After 20 years as a buzkashi rider, or "chapandaz", Sarwar welcomes the changes to the game, which is played across Central Asia and features elements akin to polo and rugby.
"They used to pay us with rice, oil, a carpet or a cow," he said, but today the chapandaz have professional contracts.
The best players can now earn $10,000 per year, with winning teammates sharing $35,000, three camels and a car offered by sponsors after clinching the title.
Traditionally, buzkashi is played with the headless body of a goat.
Today, more often a 30-kilogramme (66-pound) leather sack stands in for the carcass that riders try to pull from a fray of horses and drop in a "circle of justice" traced on the ground after doing a lap of the arena at full gallop with competitors in hot pursuit.
Training has changed too as the national league's top teams have evolved.
Robust horsemen no longer hang from trees or split wood to build muscle -- they lift weights in gyms.
"Before, when we returned from a tournament, cold water was poured on our shoulders, now we have hammams (bath houses) and saunas," said Sarwar, known as "the lion" for his strength.
Being one of the league's best players has also filled Sarwar's coffers.
"I didn't even have a bike, and now I have a car. I had almost no sheep and now I have many. I had no house, and now I have two."
But he says he remains "a simple man". Between tournaments, he cultivates his land and raises his sheep.
Oil tycoon Saeed Karim, who splits his time between Mazar-i-Sharif, Dubai and Istanbul, is the biggest financier of the new buzkashi.
The Afghan businessman set up the winning team that bears his company's name, Yama Petroleum, five months ago.
Karim acquired the two best chapandaz in the country, including Sarwar, and around 40 competition horses, which can cost up to $100,000 each.
"In this team, we invested around a million dollars in horses, riders, stables and other equipment," he told AFP.
"I just want to serve my people," he said. "When my team wins, it's an honour for me."
It can cost around $300,000 a year to take care of the team's stallions, fed on barley, dates, carrots and fish oil, as well as 15 riders and 20 grooms.
For the comfort of his men -- who commonly suffer broken ribs, fingers and legs -- Karim had a four-hectare ranch built for recuperation and stabling horses.
While Karim's homeland in northern Afghanistan remains the centre of buzkashi in the country, the sport has made recent inroads in the south -- the birthplace of the Taliban authorities, who banned the sport between 1996 and 2001 but have allowed it since returning to power in 2021.

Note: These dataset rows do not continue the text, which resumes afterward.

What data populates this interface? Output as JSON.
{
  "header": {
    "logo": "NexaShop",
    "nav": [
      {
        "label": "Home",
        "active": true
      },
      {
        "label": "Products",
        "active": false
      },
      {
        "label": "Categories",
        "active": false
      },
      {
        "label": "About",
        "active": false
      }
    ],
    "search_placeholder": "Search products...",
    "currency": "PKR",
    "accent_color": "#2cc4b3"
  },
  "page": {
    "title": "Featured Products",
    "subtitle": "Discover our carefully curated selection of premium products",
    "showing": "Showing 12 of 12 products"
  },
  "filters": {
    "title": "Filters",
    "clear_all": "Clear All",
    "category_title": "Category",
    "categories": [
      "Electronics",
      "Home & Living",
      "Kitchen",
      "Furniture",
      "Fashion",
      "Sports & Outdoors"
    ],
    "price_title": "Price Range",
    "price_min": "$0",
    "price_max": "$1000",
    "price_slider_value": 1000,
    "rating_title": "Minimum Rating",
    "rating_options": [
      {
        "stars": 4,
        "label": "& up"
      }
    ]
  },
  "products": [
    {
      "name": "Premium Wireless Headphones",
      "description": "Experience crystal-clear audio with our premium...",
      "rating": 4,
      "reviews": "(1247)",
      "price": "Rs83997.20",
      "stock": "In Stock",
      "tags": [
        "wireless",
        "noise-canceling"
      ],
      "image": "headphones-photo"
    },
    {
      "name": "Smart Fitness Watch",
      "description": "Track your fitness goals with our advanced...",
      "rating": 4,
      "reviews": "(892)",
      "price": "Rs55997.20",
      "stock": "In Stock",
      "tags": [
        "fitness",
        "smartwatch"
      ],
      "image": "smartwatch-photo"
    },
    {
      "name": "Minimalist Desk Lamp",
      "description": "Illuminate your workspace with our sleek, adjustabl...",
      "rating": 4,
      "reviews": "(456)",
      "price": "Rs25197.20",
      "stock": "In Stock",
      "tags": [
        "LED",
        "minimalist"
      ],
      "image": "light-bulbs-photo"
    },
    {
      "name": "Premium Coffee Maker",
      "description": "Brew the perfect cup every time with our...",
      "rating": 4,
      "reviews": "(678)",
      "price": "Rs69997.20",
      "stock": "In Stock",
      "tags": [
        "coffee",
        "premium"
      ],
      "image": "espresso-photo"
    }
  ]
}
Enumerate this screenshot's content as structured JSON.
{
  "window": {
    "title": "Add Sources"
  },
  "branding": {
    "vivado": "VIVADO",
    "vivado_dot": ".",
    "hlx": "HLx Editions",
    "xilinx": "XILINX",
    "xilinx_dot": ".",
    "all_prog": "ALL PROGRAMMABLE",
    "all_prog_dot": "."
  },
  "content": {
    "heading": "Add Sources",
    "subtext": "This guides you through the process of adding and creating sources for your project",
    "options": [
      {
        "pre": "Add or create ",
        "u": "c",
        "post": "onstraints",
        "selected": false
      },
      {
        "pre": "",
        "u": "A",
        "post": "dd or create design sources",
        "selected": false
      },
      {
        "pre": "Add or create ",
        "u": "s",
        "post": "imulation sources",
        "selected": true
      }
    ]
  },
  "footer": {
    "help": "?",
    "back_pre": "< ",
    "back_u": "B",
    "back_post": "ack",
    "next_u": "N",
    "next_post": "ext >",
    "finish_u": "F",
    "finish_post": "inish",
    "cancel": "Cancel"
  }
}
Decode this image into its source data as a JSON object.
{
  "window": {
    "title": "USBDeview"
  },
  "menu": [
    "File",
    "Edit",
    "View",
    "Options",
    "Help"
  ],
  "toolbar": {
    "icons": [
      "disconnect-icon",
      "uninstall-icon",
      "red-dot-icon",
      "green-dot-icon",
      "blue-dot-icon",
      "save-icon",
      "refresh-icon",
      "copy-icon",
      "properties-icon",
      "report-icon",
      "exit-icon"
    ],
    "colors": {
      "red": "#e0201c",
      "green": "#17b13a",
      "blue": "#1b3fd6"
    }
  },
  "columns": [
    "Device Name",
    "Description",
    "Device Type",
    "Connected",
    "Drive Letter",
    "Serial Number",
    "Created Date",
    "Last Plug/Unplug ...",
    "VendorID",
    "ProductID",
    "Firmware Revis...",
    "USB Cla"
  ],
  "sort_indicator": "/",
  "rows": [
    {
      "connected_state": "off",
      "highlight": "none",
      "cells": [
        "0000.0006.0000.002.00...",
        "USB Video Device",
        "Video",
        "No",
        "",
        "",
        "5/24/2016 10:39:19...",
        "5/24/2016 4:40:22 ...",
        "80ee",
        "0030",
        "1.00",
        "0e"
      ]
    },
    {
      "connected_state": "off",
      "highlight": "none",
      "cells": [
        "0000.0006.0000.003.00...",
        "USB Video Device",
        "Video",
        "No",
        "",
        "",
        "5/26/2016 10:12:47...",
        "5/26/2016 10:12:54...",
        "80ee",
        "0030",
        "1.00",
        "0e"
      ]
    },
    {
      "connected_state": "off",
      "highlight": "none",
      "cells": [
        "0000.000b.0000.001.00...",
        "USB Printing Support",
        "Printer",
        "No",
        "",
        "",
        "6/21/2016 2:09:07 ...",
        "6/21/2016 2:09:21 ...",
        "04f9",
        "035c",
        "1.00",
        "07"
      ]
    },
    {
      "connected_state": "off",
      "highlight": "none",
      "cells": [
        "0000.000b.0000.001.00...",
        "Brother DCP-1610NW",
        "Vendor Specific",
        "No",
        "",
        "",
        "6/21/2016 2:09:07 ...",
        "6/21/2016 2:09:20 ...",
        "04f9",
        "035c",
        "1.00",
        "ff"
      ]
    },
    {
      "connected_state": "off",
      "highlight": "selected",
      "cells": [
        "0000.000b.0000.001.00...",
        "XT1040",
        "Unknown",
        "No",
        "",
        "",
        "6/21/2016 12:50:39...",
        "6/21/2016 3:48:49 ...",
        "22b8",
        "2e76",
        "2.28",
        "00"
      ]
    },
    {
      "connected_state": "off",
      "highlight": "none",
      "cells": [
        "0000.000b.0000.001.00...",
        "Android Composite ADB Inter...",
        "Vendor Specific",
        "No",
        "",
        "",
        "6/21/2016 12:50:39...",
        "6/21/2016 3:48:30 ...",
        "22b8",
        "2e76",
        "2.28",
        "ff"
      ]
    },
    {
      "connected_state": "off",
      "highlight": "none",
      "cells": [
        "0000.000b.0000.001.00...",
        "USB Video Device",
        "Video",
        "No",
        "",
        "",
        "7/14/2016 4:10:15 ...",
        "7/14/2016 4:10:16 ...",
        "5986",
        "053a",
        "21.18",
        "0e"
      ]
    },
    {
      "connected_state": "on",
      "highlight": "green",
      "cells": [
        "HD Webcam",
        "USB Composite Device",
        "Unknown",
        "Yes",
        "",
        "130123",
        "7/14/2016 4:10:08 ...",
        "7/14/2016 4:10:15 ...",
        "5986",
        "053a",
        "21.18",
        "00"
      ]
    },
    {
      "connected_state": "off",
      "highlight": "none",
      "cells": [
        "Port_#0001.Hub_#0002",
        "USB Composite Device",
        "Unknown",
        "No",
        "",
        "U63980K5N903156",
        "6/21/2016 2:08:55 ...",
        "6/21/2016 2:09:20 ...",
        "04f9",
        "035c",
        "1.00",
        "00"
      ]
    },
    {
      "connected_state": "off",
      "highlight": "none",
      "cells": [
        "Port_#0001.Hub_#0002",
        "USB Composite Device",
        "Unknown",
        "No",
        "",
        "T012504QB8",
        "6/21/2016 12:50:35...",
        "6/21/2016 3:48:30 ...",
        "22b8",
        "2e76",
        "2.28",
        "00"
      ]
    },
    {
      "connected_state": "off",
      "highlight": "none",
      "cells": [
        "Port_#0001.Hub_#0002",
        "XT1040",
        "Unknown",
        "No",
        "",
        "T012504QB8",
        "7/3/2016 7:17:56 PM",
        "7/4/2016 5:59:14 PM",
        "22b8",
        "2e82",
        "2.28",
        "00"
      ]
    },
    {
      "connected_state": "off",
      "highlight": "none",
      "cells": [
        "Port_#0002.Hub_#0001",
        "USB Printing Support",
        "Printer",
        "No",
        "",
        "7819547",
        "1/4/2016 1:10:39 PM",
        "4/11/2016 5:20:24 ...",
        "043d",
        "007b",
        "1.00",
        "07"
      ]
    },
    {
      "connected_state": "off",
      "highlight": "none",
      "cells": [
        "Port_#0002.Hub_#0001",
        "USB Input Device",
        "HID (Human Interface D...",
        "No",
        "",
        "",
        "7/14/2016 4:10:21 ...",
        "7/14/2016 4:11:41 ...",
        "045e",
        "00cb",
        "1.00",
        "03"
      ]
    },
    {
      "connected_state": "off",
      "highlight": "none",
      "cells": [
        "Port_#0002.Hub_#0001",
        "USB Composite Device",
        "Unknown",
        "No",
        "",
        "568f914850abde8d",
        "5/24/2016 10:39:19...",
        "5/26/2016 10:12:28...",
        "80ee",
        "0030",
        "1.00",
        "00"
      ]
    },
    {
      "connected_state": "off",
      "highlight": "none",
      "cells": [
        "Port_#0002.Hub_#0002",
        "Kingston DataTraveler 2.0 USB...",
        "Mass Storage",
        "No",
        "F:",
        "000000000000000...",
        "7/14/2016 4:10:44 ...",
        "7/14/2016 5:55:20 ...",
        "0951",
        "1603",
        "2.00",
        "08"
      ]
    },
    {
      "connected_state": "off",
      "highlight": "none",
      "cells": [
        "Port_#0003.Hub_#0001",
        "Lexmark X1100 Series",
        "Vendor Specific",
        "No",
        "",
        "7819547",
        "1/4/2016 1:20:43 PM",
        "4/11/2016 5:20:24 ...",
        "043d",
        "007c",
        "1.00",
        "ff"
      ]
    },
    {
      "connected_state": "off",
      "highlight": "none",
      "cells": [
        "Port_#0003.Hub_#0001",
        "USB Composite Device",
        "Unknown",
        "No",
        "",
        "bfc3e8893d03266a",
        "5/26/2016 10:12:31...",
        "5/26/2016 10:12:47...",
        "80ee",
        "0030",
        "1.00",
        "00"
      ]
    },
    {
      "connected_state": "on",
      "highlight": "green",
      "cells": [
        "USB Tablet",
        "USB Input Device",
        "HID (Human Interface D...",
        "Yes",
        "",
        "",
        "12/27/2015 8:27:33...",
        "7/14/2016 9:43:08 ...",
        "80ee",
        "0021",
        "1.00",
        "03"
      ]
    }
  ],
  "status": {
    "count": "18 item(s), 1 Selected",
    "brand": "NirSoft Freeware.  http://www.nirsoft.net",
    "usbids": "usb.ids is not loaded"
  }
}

"Buzkashi is this nation's passion," the president of the Buzkashi Federation, Ghulam Sarwar Jalal, told AFP.
"The Taliban know that it makes people happy, that's why they authorise it."
They also collect taxes from the professional league, started in 2020, which includes 13 teams from 10 provinces.
Likewise, some order has been brought into the brutal contests, and yellow or red cards rain down in the event of a foul.
But above all, the influx of money has transformed buzkashi.
"More fans come because they know there are more good horses and good teams have been added to the field," said Karim.
Ten thousand men filled the Mazar-i-Sharif stadium for the final, braving Taser shocks or blows from club-wielding Taliban authorities tasked with holding back the crowds.
The spectators -- devoid of women, who are kept away by both cultural stigma and government restrictions -- said they feel safer attending matches, as security has improved since the Taliban ousted the Western-backed government and ended their two-decade insurgency.
"People can now come without fear," said Mohammad Yama Razaqyar.
"Businessmen's investment is effective for the game. The arrangements are surprisingly good for the matches," added Razaqyar, who works for a tournament sponsor.
Federation president Jalal said since the return of the Taliban, the sport has grown -- from between 100 to 200 riders to at least 500 nationwide -- "because younger people are taking an interest".
"This year, 20 entrepreneurs contacted us," he said, adding he expects $4-5 million to be invested in new teams.
"We want to make it a sport as colourful as football or cricket," Jalal said.
"The more commercial it is, the more international it will become."